Many companies have opted to eliminate the quality manual (which is allowed by 9001:2015); however, they still must maintain documentation on issues (4.1), interested parties (4.2), and scope (4.3). It is arguable whether 4.1/4.2 are required as part of the scope, but most find it easier to skip the argument and include them into some sort of organizational context (4.0) document (no need to capitalize until you give it a name).

Surely, if an organization has understood the "needs and expectations of interested parties" why have they dispensed with their Quality Manual? I've yet to find an organization that a) has customers who don't want to see some form of quality manual and b) need some form of road map to the QMS.

 

[AndyN]

While there is zero value, it seems to me the lazy auditor's way of "proving" you where trained to the current standard and not some outdated version.

I think you give too much credit...

 

[Sidney Vianna]

Auditors are our friends, even if, as them, they’re sometimes scary.

Even when they line their pockets by issuing NC's?
Apparently, at least, one CB charges fees when reviewing corrective action plans for issued nonconformities, based on the information we get @ the Registrar Charges Per CAR Written thread.

 

[Pancho]

Sorry I ain't bashing with y'all. Most of us, humans, want to do good, act professionally and meet the standards of our employer, our trade and our ethics. Sometimes we miss, though it is rarely a problem with motives or competence. Ain't it the system?! We preach this to and of employees. Why not suppliers? Are they different? I don't think too much so.

We rightfully expect high quality from suppliers (especially auditors) and it is much harder to correct recurring problems from them. But the same problem-solving techniques we use internally can work with supplier non-conformities. You ask who has time to deal with these issues. Really? Who has time to not deal with them?
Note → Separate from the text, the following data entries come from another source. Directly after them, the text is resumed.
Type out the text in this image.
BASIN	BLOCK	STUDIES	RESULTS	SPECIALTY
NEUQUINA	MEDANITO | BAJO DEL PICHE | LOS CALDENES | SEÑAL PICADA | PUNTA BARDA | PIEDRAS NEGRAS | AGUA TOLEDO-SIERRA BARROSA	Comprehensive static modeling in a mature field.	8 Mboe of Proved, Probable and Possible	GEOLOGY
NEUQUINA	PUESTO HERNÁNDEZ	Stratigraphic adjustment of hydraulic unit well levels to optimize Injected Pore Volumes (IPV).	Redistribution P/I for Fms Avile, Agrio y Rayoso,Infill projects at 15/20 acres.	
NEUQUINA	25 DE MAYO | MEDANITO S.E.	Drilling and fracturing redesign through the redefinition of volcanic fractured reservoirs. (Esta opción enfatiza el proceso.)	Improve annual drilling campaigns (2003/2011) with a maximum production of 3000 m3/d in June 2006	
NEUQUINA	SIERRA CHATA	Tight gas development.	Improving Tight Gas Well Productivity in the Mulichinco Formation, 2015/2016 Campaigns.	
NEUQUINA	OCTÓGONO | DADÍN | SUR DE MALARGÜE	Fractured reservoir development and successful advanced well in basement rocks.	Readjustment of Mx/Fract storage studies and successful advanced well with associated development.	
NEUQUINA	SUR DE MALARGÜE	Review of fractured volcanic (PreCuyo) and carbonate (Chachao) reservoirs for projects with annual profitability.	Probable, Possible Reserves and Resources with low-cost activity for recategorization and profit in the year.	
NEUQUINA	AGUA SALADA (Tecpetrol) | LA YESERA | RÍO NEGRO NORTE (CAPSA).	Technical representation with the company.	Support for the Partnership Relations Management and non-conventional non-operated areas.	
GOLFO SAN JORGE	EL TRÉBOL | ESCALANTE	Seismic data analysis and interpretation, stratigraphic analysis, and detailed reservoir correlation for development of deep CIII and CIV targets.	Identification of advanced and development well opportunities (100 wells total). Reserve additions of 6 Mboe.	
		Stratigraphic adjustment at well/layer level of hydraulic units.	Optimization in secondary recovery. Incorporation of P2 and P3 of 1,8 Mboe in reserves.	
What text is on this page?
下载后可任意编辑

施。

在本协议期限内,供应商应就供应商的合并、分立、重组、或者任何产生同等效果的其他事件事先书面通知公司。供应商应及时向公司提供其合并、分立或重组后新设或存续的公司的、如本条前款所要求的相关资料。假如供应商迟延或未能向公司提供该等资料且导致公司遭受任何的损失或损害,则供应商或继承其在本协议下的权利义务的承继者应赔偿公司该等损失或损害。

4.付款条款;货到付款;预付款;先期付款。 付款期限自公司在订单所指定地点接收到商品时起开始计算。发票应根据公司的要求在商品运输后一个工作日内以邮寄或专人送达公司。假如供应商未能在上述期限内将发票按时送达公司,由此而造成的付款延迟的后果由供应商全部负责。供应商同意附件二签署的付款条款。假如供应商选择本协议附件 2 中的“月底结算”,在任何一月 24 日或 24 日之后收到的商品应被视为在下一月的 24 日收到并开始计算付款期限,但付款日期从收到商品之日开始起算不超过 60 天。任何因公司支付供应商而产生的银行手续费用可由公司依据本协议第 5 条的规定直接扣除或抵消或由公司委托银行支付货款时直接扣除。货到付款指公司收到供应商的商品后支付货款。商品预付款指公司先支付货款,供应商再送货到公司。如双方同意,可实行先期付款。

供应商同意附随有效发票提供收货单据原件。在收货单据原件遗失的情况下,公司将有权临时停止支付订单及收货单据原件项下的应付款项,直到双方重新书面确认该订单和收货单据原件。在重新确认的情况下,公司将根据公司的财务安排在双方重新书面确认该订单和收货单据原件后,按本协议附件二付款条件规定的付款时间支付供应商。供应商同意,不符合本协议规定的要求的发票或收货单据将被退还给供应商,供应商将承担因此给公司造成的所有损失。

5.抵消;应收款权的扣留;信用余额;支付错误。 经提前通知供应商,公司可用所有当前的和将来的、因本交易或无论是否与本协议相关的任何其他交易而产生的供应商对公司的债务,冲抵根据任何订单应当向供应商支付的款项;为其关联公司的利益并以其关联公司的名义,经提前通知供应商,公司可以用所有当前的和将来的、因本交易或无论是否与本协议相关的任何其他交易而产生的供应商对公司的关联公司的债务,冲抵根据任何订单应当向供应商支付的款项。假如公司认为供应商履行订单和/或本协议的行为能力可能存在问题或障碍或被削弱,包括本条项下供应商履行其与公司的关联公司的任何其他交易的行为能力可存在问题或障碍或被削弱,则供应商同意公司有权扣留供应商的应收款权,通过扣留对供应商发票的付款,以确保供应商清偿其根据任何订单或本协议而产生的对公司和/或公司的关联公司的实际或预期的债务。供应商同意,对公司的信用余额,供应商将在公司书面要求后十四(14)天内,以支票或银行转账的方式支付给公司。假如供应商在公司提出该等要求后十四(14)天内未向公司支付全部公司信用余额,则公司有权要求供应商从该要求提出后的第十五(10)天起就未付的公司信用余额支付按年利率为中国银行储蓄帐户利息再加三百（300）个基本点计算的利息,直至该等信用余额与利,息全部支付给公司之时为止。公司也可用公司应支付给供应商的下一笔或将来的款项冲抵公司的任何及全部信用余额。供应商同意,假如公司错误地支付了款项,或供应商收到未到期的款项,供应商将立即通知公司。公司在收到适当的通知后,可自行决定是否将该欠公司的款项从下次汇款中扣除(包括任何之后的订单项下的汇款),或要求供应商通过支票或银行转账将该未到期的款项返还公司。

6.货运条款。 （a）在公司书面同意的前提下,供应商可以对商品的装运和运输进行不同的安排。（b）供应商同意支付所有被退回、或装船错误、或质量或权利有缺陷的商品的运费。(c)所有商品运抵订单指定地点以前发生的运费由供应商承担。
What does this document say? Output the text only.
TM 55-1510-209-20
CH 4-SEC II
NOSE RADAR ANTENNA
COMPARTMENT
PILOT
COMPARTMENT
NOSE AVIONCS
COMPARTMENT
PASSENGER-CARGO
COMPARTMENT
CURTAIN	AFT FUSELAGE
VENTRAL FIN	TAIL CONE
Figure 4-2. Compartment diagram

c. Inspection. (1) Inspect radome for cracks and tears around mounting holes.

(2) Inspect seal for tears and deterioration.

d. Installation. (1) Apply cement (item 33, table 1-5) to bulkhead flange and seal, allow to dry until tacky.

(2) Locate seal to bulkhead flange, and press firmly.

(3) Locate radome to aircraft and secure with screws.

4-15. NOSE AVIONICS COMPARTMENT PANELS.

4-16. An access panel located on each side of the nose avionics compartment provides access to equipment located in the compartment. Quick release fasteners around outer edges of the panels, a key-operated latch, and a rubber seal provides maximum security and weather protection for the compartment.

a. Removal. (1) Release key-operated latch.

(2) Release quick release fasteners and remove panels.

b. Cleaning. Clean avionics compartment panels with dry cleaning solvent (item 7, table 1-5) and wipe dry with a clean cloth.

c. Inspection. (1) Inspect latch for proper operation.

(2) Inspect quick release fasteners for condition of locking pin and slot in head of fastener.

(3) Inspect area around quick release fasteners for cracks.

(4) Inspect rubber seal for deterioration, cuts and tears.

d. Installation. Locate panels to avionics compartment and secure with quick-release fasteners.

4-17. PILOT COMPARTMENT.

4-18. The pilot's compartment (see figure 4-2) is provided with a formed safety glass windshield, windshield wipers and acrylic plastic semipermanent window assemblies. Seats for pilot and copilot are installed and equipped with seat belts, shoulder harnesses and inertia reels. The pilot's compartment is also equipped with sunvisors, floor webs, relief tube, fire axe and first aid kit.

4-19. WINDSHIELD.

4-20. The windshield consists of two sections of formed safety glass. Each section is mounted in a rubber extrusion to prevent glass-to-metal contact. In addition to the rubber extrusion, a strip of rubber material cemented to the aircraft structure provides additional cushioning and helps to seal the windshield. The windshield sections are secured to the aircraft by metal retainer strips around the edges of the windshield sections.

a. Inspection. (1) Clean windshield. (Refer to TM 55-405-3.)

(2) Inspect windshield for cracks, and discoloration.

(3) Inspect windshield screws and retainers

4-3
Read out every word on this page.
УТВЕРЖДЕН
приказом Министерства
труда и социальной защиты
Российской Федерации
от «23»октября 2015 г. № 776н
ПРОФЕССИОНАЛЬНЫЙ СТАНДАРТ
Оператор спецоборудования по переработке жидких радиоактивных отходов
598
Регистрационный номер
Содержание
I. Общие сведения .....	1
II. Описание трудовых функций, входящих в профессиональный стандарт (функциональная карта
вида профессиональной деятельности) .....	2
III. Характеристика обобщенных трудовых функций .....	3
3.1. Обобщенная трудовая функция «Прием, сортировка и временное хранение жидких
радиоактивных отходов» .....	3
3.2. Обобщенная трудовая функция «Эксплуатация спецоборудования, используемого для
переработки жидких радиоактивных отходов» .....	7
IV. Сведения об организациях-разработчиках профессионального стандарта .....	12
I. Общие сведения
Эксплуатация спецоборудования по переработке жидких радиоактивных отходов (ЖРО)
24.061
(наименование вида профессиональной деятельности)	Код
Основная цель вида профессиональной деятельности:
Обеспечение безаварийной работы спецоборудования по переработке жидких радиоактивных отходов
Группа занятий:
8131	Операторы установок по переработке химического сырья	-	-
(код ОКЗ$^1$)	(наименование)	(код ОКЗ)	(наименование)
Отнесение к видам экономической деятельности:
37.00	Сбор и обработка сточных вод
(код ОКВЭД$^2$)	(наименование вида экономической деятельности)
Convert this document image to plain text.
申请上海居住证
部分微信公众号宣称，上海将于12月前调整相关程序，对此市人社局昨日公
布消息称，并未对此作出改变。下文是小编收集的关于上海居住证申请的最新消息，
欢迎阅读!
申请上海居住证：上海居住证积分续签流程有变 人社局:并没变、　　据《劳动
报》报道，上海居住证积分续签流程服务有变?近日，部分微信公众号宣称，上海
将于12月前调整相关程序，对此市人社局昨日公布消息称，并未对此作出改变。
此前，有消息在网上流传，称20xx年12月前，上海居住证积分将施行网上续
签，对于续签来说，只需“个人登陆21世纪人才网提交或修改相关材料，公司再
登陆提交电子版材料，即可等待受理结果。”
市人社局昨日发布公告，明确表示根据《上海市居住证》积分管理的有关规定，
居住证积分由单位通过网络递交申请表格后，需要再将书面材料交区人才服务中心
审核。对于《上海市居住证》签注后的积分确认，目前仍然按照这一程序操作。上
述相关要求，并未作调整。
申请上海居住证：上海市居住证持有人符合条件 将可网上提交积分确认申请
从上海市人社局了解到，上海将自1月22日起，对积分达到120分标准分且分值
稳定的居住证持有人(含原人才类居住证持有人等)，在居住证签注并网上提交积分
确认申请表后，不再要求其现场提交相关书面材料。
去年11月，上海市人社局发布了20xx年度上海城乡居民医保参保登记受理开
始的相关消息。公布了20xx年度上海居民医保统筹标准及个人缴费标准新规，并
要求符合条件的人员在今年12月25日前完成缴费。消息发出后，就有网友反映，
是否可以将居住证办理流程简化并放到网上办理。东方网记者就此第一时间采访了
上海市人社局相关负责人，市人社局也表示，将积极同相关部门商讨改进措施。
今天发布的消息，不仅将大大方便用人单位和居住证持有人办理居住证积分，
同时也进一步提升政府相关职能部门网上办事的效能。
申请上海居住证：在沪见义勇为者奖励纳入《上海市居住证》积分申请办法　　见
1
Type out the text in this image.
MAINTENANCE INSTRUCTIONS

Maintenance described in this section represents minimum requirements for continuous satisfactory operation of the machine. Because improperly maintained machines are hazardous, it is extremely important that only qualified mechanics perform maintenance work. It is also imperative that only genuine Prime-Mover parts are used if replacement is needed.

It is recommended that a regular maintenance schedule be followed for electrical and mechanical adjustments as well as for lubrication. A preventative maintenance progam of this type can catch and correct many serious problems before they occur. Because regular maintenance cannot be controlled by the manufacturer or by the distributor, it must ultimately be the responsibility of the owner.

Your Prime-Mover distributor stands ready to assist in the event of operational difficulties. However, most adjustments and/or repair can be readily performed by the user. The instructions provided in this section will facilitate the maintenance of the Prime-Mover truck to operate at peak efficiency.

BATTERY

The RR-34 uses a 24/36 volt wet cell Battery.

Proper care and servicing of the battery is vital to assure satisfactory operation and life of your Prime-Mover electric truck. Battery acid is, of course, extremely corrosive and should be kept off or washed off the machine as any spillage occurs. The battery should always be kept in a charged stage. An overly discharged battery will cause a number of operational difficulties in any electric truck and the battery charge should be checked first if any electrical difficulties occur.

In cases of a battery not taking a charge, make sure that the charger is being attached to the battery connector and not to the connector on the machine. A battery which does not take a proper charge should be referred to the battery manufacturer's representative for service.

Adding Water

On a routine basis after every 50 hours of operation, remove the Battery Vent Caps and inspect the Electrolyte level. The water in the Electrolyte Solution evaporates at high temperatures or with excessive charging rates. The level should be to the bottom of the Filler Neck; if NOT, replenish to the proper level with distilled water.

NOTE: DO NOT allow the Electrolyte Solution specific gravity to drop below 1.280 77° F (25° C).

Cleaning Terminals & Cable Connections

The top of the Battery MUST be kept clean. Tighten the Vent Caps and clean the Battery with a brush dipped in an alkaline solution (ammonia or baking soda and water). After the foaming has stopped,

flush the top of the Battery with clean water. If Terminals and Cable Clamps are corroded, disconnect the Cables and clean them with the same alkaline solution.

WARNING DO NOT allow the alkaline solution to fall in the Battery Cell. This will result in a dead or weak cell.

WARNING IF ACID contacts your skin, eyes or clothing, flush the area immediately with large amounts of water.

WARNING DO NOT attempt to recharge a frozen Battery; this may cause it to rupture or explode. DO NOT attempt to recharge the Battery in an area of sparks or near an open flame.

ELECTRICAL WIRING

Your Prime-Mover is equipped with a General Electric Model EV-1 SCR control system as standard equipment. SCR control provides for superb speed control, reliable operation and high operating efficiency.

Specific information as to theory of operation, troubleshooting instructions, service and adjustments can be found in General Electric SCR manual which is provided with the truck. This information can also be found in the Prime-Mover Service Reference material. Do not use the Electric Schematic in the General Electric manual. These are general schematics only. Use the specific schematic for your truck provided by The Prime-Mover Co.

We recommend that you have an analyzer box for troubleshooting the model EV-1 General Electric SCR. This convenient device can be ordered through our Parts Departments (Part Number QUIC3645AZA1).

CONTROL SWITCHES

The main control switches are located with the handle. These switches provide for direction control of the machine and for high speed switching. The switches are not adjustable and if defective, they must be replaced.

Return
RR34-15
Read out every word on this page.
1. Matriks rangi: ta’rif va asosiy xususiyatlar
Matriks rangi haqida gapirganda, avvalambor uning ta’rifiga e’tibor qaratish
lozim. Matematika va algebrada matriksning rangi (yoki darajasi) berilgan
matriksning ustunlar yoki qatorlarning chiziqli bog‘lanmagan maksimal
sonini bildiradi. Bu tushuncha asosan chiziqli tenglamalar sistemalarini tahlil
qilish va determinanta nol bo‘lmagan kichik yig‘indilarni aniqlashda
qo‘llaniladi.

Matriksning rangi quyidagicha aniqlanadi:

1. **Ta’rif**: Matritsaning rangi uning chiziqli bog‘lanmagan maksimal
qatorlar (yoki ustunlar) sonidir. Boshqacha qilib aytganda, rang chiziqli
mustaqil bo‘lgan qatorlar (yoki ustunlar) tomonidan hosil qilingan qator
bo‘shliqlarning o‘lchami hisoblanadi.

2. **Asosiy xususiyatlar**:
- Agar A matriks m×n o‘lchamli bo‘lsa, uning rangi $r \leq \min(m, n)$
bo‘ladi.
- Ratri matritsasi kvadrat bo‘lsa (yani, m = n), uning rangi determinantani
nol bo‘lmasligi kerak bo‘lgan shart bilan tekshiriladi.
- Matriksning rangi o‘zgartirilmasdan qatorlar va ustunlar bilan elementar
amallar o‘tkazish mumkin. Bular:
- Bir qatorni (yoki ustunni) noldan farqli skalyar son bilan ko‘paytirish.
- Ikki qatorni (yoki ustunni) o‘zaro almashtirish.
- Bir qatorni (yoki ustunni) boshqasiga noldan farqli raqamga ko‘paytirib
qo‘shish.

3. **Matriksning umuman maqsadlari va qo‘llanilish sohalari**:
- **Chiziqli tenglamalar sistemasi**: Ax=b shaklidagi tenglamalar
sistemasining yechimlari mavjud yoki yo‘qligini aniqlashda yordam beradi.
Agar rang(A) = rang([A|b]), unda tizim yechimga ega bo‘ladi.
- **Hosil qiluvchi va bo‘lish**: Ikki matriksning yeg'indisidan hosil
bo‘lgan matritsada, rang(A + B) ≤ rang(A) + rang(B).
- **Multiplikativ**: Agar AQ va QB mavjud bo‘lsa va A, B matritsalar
External auditors suffer from information asymmetry. They know a lot from their exposure to many diverse clients, but little about a particular client's business or specific processes. This can cause overconfidence and mistakes. But not usually stupidity nor malice.

The few times we've had whimsical findings, we talk to the auditor and the issue is resolved quickly, with minimal time loss. And if it weren't, we shouldn't be wasting time getting emotional, or taking uncalled for CA on the whim. Why is the auditor writing silly things? Once you find root, take action: explain, document, escalate, change supplier, etc. CI works on all issues. Likely someone at the CB knows this too.

 

[Nadaabo]

Hi Stevey,
I am currently taking a course on understanding the ISO 9001:2015 standard.
They outlined how with the new standard, you have to be able to show that you have considered the external/internal issues, interested parties and products and services.
We have two scopes, a brief one liner for our certificate and an entire paragraph that spells out where we are, what work we do, where we belong in our corporation, etc.
The only benefit to adding the delivery on your scope is that when other companies are searching for vendors (like you guys), they will read through the brief statement and consider your company as a potential vendor. If delivery is a service that is provided that gives your company an edge over others, then it is a bonus.
It is silly if the auditor tries to give you a non-conformance, all it is is an opportunity for improving.